Place de la Concorde
This
great square was originally designed by Gabriel to be a present from the people
of Paris to King Louis XV,
at that time known as Louis the Well-Beloved. He
created a 21-acre octagon surrounded by a dry moat, with a statue of the King in
the centre.
At
intervals around the moat were statues representing the chief towns of France,
and the centre of the square was reached by four bridges.
Amusingly, the squatters of
Paris soon discovered that the pedestals of the statues were hollow, and they
moved in,
hanging out
washing and growing vegetables in the moat.
In 1770, however, the crowd in the square panicked
during a firework display held to celebrate the wedding of the King’s son.
133 people were crushed
to death in the moat, which had to be filled in.
During the Reign of Terror the Square’s name was
changed from Place Louis XV to Place de la Révolution,
and 1,343 people were
guillotined there, starting with Louis XVI. After that, the square was given its
present name
(Concord
means Peace and Harmony), and the bridge across the river was built with stones
taken from the demolished Bastille.
In the reign of Louis-Philippe the square was
completed by an architect named Hittorff, who added the fountains
and brought from the ruined
palace of Marly the statues at the entrances of the Tuileries gardens (‘Winged
Horses’ by Coustou)
and
the Champs-Élysées (‘Horse-tamers’ by Coysevox). The Obelisk in the centre of
the square was a gift to the people of France
from Mohammed Ali, Pasha of Egypt. It is 3,300 years
old and weighs 2,200 tons.
Around the base of the obelisk, which came from the
Temple of Luxor, are carvings representing the machines used to bring it to
Paris and set it up
(Cleopatra’s needle, you may remember, was both broken and lost at sea on its
way to London, so the French engineers had something to crow about).
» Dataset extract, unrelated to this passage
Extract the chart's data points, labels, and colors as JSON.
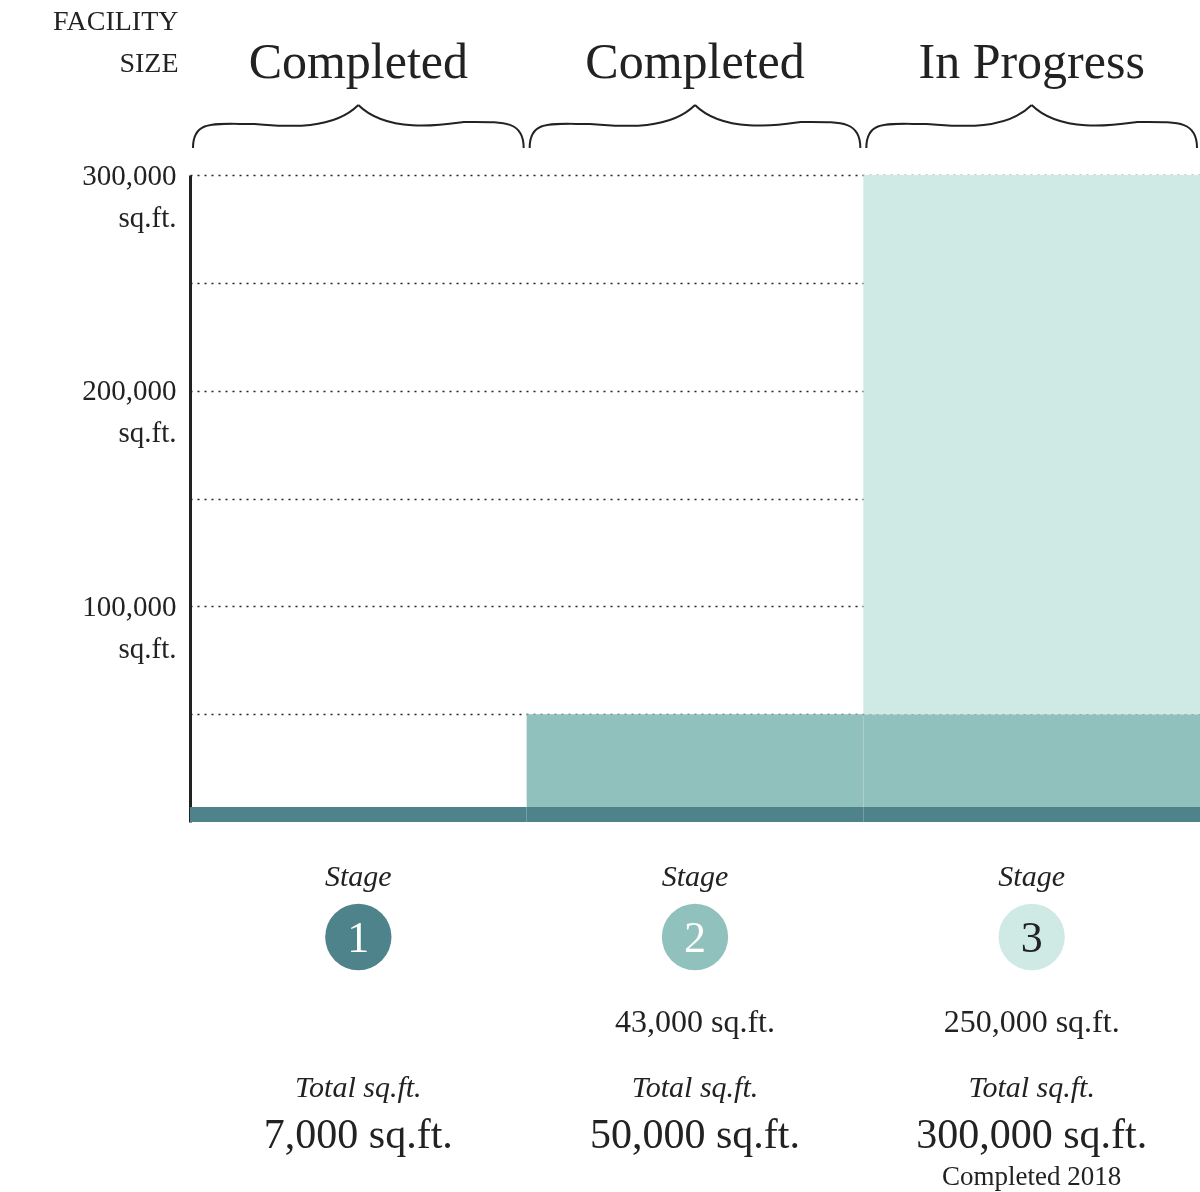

The two vast buildings to the
North of the square are part of Gabriel’s original plan.
The Western one, now the Hôtel
Crillon, was originally palaces for several noblemen; the other, now the Navy
Ministry, was the royal furniture store.
The Kings, you see, had about fifty palaces and
châteaux; rather than keep them all furnished all the time,
they kept the furniture in a
central store and sent it out as needed.